Another machine learning course
Last semester, I took a Machine Learning course at UTD. I like machine learning, so let’s review the course and see what it speaks about the epistemology of this field.
The course was taught by professor Vibhav Gogate. He’s an academic grandchild of Judeau Pearl, and advisee of the person who coined the term “deep learning”. The image suggests that he is a chill guy.
A taxonomy of ML methods
The prof gave us a framework to classify all machine learning methods, which is via three dimensions: representation (the parameters and how to do inference with them), objective function, and optimization algorithm. In other words, every ML method has all of those three, and a combination of those three uniquely determines an ML algorithm.
Given so, the course went through the following methods in Machine Learning. (This table is based on my understanding and may not correctly reflect the actual materials.)
Classic machine learning methods
The course also cover some miscellaneous stuffs like ensemble methods, ways to evaluate ML hypotheses, etc. For more details, here are my cheatsheets for the midterm 1 and midterm 2.
The homework projects were formulated as research questions, which was kinda fruitful to do. But implementing code and running them for hours just so that the TA reads it for 15 minutes and gives me a grade is a bit pointless. Therefore, I published all my project code and report on my Github so that everyone can take a look. If you do take a look, look for report.pdf
for a high-level overview first. Then look at the code starting from README.md
. The projects are:
- NB and LR for spam detection
- Tree Classifiers for a synthetic CNF dataset and MNIST
- Collaborative Filtering for Netflix problem; SVM and KNN for MNIST
- K-means for image compression; EM with Bayes Net
Some reflections
Funnily, this is the fourth time I have taken “machine learning” in my academic journey:
- My first course was “Introductory Machine Learning with Python” at Fulright by Mr. Minh Hai Do (CoderSchool) in Spring 2020. It was the first Covid semester, in my first year of college. The course focused more on Python implementations of ML algorithms, mostly done via libraries. The maths behind were overlooked. There I learned that Kaggle competitions were the place to show off your ML skill and XGBoost is a popular algorithm to win those.
- My second course was “Machine Learning” by Andrew Ng on Coursera in Spring 2020 as well. I remembered that it had a good amount of math, but the covered topics were understandably outdated. The lessons I remember the mosts are the practical advices Andrew gave, such as where to improve in an ML pipeline. Projects were in Octave (an exotic flavor of Mathlab?) I took that course in parallel with a friend in STEM Club. (We liked learning together a lot at that time. That was partly motivated by the lack of technical CS courses at Fulbright back then.)
- The third course time was Vincent Ng’s visiting course at Fulbright, named “Introduction to Machine Learning”, offered in Fall 2022. This was when ChatGPT started to be popular and I was hoping that the professor would give us NLP assignments. He did not. Anyway, this course was more rigorous than the others, with more maths and more updated programming assignments. It broke down ML into supervised, unsupervised, and reinforcement learning, and tried to give enough attention to all of them.

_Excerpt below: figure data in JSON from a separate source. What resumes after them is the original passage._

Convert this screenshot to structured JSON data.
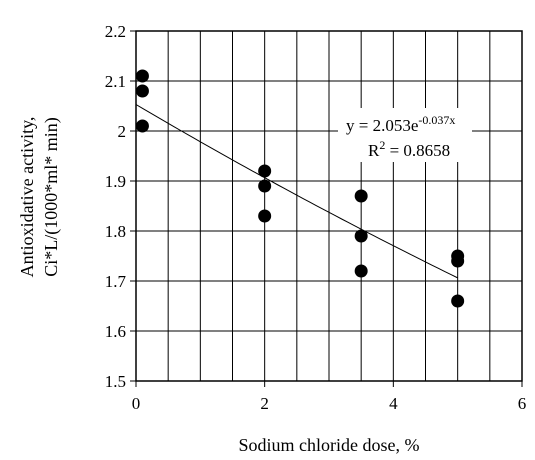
{
  "chart_data": {
    "type": "scatter",
    "xlabel": "Sodium chloride dose, %",
    "ylabel_lines": [
      "Antioxidative  activity,",
      "Ci*L/(1000*ml* min)"
    ],
    "xlim": [
      0,
      6
    ],
    "ylim": [
      1.5,
      2.2
    ],
    "x_ticks": [
      "0",
      "2",
      "4",
      "6"
    ],
    "y_ticks": [
      "1.5",
      "1.6",
      "1.7",
      "1.8",
      "1.9",
      "2",
      "2.1",
      "2.2"
    ],
    "x_tick_values": [
      0,
      2,
      4,
      6
    ],
    "y_tick_values": [
      1.5,
      1.6,
      1.7,
      1.8,
      1.9,
      2.0,
      2.1,
      2.2
    ],
    "grid": true,
    "points": [
      {
        "x": 0.1,
        "y": 2.11
      },
      {
        "x": 0.1,
        "y": 2.08
      },
      {
        "x": 0.1,
        "y": 2.01
      },
      {
        "x": 2.0,
        "y": 1.92
      },
      {
        "x": 2.0,
        "y": 1.89
      },
      {
        "x": 2.0,
        "y": 1.83
      },
      {
        "x": 3.5,
        "y": 1.87
      },
      {
        "x": 3.5,
        "y": 1.79
      },
      {
        "x": 3.5,
        "y": 1.72
      },
      {
        "x": 5.0,
        "y": 1.75
      },
      {
        "x": 5.0,
        "y": 1.74
      },
      {
        "x": 5.0,
        "y": 1.66
      }
    ],
    "trendline": {
      "type": "exponential",
      "a": 2.053,
      "b": -0.037,
      "x_range": [
        0,
        5
      ],
      "equation_main": "y = 2.053e",
      "equation_exp": "-0.037x",
      "r2_main": "R",
      "r2_sup": "2",
      "r2_value": " = 0.8658"
    }
  }
}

Fun fact: I was satisfied with the professor enough that I asked to become his PhD student.
If you allow me to go back even further, my first time interacting with “machine learning” was with my high school informatics teacher when he showed me “machinelearningcoban.com” (in Vietnamese) and “machinelearningmastery.com”. They were good reference sources but not the best for beginners. It was 2019, when the deep learning era was coming into its form. Even though I was really curious to learn, I did not know to access the good materials (like Andrew Ng’s course) to get started. But that’s okay, because I had learn it any way, one year later! And I took the course four times :)
Now in 2024, I am still learning new things that are actually very old, such as the Probably Approximately Correct model, Bayes net, and the cornerstone textbooks of the field. I got to know that Tom Mitchell’s ML textbook, despite being popular, is so old and outdated. Kevin Murphy’s books are more updated.
Given all of that time put into learning machine learning, I still have a feeling of not knowing enough in this field. There are things that I should know more, including:
- The satistical side of machine learning, such as Monte Carlo Methods for inference?, MCMC, Gibbs Sampling. Fun fact: Christian Robert, the leading expert in these things, is also the main inspiration for me to blog regularly!.
- The history of how people wen from traditional methods to transformers
- Generally, other methods in the machine learning toolkit, and their foundations.
- Is there always a unifying perspective to view everything?
- Is the current methods just prompt engineering, or there’s something deeper to it?
- Is Mixture Of Experts just a hyped name for ensemble? What has transformer fundamentally changed the problem of machine lnearing? (Or has it?)
- Why are people nowsadays tackle the classical problems (like regression, classification) with auto-regressive language-token-based LLMs only?
To conclude, I believe that learning about fundamental machine learning has a lot of benefits in this age. It helps put the GenAI hype into more informed perspective. It gives more rigor into this experimental field. It helps you stand a bit more still in the storm of LLM hype. So, keep learning!